Cyrille Durand is originally from Meaux in the Île-de-France region. He lives in Killarney where he works as a Chef in Aghadoe Heights.
What brought you to Ireland?
I arrived in 2000 and I initially came over for a year: free to explore a new culture, for living a new experience and to discover a different cooking style. My big surprise was when I arrived in Ballybofey Co. Donegal, a small 3 star family hotel, Kees Hotel and Leisure Club, with a kitchen full of 12 French chefs. Did that help my integration? Yes it definitely did, we were a lot a young French living, working, drinking together, but we choose to be there and respect the culture (not so much the food). So there was a real understanding and respect with the Irish there. Anyway after 4 years in Donegal where I made some friends for life, my wife and I decided to move south , more work opportunites and a new side of the country... So we did,Easter 2004 we landed in Killarney and are still there.
When did you start being interested in food?
My parents always cooked at home and still do. That was the way it was and I don't know any other way, the first one home after work or school was starting the dinner from scratch everyday.
Sunday evening was the only night where we had no cooking. Pizza or Mc Donald's!
So I always had fresh food at home and on wed/sat afternoon from a young age I started inventing recipies. Sometimes it worked sometimes it didn’t (ask my mum… actually don’t!). But when dishes started to work and make sense that was it, food food glorious food!
What is your food qualification/experience?
I did an apprenticeship in cooking, in one of the best school in Ile De France in Emmerainville. At that stage I was working in a small Auberge where I learnt the hard way all the basics of French cooking: 14 hours a day 6 days a week. It was really hard but looking back I am really glad to have that background, especially today when I see young "chefs " complaining about every extra hour, even asking for weekends off etc… It drives me crazy! Cooking is love of food, if you don’t like what you do you cannot do it properly!! To do it properly in a kitchen you have to put in the hours.
After 2 years in L'Auberge de la Demi Lune I moved to Hotel New York Restaurant Manahan in Disneyland. Wahoo what a change! From the 4/5 chef kitchen, working all hours in that monster with 100s of chefs. It was a bit crazy but I learnt so much on the management side of things. Then I moved up to St Le Procope in St Germain des Pres in Paris. This restaurant dates from 1686, it was the first restaurant in Paris. I was back to real hard work with the last order at 1am. In the mean time I gratuataded from L'UTEC with CAP/BEP and Bac Pro, that was when I decided to see something else and leave the craziness of Paris for a while. For a qualified French chef, finding a job abroad was easy, my first choice was Canada but there was too much paper work, so Ireland it was and within a week I was flying to Dublin (with no English).
Since then I have worked in different hotels and restaurants in the county, from Aghadoe Heights ( where I'm back today) to The Kenmare Park , The Killarney Royal, The Cooperage my 1st Head Chef job, The Fifth Season @ The Fairview, The Horseshoe in Kenmare.

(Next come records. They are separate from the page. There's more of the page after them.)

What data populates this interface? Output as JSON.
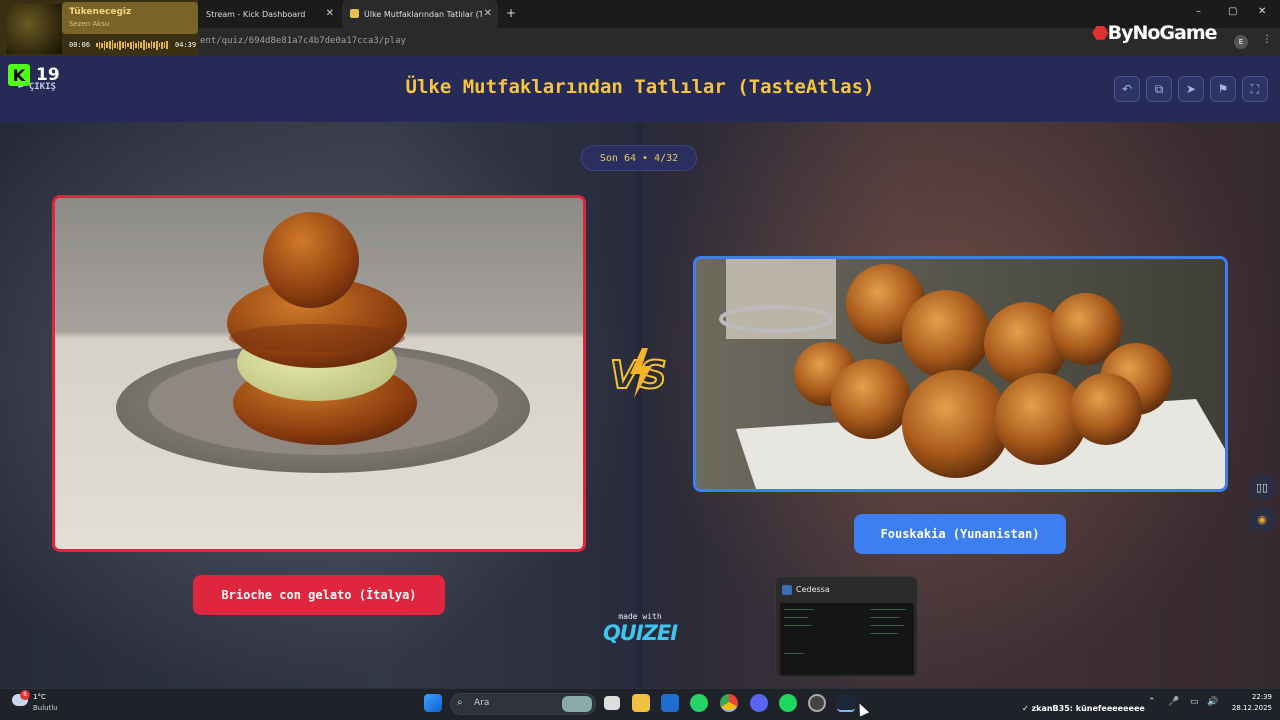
{
  "browser": {
    "tabs": [
      {
        "label": "Stream - Kick Dashboard"
      },
      {
        "label": "Ülke Mutfaklarından Tatlılar (Ta"
      }
    ],
    "new_tab_symbol": "+",
    "url": "ent/quiz/694d8e81a7c4b7de0a17cca3/play",
    "window_controls": [
      "–",
      "▢",
      "✕"
    ]
  },
  "media": {
    "title": "Tükenecegiz",
    "artist": "Sezen Aksu",
    "elapsed": "00:06",
    "duration": "04:39",
    "accent": "#e2b64a"
  },
  "kick": {
    "viewer_count": "19",
    "logo_letter": "K",
    "brand_color": "#53fc18"
  },
  "overlay_brand": {
    "mark": "⬣",
    "name": "ByNoGame"
  },
  "header": {
    "exit_label": "← ÇIKIŞ",
    "title": "Ülke Mutfaklarından Tatlılar (TasteAtlas)",
    "title_color": "#f5c542",
    "buttons": [
      {
        "icon": "undo-icon",
        "glyph": "↶"
      },
      {
        "icon": "copy-icon",
        "glyph": "⧉"
      },
      {
        "icon": "send-icon",
        "glyph": "➤"
      },
      {
        "icon": "flag-icon",
        "glyph": "⚑"
      },
      {
        "icon": "fullscreen-icon",
        "glyph": "⛶"
      }
    ]
  },
  "round": {
    "label": "Son 64 • 4/32"
  },
  "matchup": {
    "left": {
      "name": "Brioche con gelato (İtalya)",
      "accent": "#e0263e"
    },
    "right": {
      "name": "Fouskakia (Yunanistan)",
      "accent": "#3d7ef0"
    },
    "vs_text": "VS"
  },
  "made_with": {
    "line1": "made with",
    "brand": "QUIZEI"
  },
  "side_buttons": [
    {
      "icon": "book-icon",
      "glyph": "▯▯"
    },
    {
      "icon": "chrome-extension-icon",
      "glyph": "◉"
    }
  ],
  "preview": {
    "title": "Cedessa"
  },
  "taskbar": {
    "weather": {
      "temp": "1°C",
      "condition": "Bulutlu",
      "badge": "6"
    },
    "search_label": "Ara",
    "user": "✓ zkanB35: künefeeeeeeee",
    "time": "22:39",
    "date": "28.12.2025",
    "tray_icons": [
      "⌃",
      "🎤",
      "▭",
      "🔊"
    ]
  }
}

What do you like the most about being a chef?
Being a chef is primarily about passion; every time I’m asked in a job interview or anywhere my first answer is that you cannot cook without passion, without loving what you do. Simply because if you don’t love what you do, what you cook you simply can’t do it properly. So being a Chef is about loving the food, loving creating, experimenting and the best compliment you can get is an empty plate coming back in. Still today, after so many years cooking, seeing the smile on a customer's face when he gets what I just cooked for him, is probably the best reward.
What are the biggest challenges in your job as a chef?
Being a chef could look easy to most and it probably is. But being a good chef is really hard and demanding. You should not be afraid of doing 14 hours days, going home and trying to sleep, then getting up to start again. The biggest challenge is probably juggling the professional life with my private life. Trying to make outsiders understand that what we do is really hard and that we are not getting much back, that’s a definite challenge!
What do you think are the most important skills needed to be a good chef?
The most important things about being a Chef are perseverance, attention to detail and cop on!!!!
What advice would you have for anyone who would like to become a chef?
Even if I love what I do and I don’t want to do anything else I would not recommended to anybody to become a chef. Simply because being a Chef is about passion, you have to feel it in your guts.
When I decided to start my apprenticeship I was told numerous time, it’s hard, no more holidays, no more weekends, working late at night, but I never really understood it until I was in it ! From my college class of 30 only about 10 still are in the business.
What’s your signature dish?
My signature dish is Seared Magret of Skeghanore Duck, Confit Sweet Potato, Beetroot and Cranberry Smoothie, Ruby Port Reduction.
I’ve been doing it since 2005, when I was the sous chef in The Kenmare Park Hotel. I like it because it mixes different flavours and textures and it’s a good representation of how to use my French background with Irish products.